Questa è la frase riportata su alcuni striscioni esposti in strada dagli ospiti del centro di accoglienza straordinario di Corleto Perticara che stamattina sono scesi in strada paralizzando, per alcune ore, il piccolo centro della Val d’Agri.

I migranti hanno protestato perchè molti di loro si trovano a dover osservare il periodo di quarantena nonostante la guarigione dal Covid-19. Infatti, all’interno della struttura situata nel centro del paese, a marzo è scoppiato un focolaio di contagi.

Prima due positività, poi altre quindici. In totale, al momento, sono tre gli ospiti positivi al virus. Ma tutti, come da ordinanza dello scorso 29 marzo del sindaco Mario Montano, sono in quarantena per tutela della salute pubblica. I migranti sono scesi in strada e in pochi istanti sono riusciti a raggiungere il piazzale antistante il Municipio. Hanno bloccato la strada con sedie e cassonetti. Non sono mancati attimi di tensione e preoccupazione anche per la comunità.

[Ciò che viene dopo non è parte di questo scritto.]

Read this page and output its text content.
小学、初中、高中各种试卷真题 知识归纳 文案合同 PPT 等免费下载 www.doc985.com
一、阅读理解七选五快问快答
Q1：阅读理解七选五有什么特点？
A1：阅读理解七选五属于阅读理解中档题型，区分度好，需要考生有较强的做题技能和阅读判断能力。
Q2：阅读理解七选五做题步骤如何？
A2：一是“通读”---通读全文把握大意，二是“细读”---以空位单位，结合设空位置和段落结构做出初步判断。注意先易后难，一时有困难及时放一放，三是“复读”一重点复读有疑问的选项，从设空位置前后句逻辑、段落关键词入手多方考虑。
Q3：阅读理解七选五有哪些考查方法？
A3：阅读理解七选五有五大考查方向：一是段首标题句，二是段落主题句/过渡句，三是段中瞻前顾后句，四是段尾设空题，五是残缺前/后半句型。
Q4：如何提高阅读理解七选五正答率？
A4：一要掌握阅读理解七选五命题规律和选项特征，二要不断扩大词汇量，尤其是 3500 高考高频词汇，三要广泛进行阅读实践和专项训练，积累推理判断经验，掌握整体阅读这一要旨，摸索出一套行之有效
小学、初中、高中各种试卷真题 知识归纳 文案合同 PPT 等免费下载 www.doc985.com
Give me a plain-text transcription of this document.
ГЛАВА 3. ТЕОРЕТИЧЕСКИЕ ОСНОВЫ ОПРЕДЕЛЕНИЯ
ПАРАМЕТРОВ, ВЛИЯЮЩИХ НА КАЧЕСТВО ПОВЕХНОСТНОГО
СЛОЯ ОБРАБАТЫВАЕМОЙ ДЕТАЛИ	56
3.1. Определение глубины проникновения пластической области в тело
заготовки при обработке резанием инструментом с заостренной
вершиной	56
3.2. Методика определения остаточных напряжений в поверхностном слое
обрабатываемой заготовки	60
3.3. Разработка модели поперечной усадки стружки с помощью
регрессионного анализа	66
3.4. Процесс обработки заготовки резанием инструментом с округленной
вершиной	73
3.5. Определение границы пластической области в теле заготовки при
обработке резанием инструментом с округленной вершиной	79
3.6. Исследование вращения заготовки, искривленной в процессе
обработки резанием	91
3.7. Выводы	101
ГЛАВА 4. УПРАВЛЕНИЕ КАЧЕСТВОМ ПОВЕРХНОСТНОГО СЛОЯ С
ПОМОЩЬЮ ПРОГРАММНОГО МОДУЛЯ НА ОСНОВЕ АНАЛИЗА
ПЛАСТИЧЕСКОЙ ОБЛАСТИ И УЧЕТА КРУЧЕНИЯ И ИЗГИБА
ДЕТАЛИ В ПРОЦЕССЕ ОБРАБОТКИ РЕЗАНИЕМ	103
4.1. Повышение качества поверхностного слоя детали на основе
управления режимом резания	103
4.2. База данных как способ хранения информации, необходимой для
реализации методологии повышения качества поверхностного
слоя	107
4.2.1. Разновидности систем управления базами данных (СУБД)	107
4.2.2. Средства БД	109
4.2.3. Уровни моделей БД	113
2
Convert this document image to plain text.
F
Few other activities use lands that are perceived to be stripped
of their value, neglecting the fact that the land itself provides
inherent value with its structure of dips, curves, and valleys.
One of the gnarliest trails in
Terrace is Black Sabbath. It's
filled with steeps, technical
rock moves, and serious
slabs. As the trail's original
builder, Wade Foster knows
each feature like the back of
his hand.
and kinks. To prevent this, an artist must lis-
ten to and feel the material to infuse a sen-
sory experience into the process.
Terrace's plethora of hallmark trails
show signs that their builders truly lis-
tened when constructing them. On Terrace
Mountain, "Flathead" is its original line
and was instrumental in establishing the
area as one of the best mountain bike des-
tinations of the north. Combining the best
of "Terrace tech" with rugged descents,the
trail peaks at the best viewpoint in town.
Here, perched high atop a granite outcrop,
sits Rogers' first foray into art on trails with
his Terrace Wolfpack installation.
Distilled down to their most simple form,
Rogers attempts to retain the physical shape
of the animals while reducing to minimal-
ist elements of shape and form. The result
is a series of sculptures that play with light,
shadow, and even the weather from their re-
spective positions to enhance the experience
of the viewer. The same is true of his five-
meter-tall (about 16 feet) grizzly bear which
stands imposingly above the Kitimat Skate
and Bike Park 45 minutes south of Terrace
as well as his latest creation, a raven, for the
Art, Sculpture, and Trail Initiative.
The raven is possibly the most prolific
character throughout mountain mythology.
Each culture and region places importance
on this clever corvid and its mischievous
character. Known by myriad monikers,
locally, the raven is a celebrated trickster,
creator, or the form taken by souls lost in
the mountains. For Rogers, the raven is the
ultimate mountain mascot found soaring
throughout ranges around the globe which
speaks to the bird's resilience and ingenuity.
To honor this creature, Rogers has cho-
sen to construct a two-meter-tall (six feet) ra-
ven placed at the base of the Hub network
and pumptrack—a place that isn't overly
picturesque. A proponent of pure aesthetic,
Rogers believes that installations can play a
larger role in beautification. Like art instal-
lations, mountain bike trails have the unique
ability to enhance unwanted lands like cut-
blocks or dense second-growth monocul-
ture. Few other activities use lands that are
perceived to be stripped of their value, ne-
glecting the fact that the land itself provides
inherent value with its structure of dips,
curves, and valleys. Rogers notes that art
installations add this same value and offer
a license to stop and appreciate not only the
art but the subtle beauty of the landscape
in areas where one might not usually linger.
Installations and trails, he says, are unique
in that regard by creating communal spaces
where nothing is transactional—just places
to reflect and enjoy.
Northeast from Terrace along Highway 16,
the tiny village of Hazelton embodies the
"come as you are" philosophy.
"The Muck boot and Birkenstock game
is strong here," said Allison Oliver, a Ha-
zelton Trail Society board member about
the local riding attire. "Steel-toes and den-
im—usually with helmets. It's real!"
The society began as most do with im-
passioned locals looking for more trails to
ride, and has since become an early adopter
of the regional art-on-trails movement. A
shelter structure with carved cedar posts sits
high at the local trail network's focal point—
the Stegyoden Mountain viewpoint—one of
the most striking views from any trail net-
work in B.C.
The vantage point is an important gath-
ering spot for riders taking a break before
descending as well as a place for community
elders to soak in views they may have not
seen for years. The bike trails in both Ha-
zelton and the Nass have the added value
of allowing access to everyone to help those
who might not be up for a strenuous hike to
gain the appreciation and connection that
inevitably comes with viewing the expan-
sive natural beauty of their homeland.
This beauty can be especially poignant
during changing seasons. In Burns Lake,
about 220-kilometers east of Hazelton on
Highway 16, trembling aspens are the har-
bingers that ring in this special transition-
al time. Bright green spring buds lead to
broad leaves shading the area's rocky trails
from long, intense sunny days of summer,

Sul posto è stato immediato l’intervento dei Carabinieri e della Polizia Locale che hanno provato a riportare la calma e a far ragionare i presenti. Gli ospiti del centro sono scesi in strada all’alba, la protesta è rientrata in tarda mattinata.

Hanno lamentato anche il fatto che nessuno di loro è stato trasferito dalla struttura in un mese e mezzo. Il sindaco Montano ha assicurato che in giornata i tre positivi verranno trasferiti altrove in modo da poter revocare la quarantena per tutti gli ospiti che si sono negativizzati.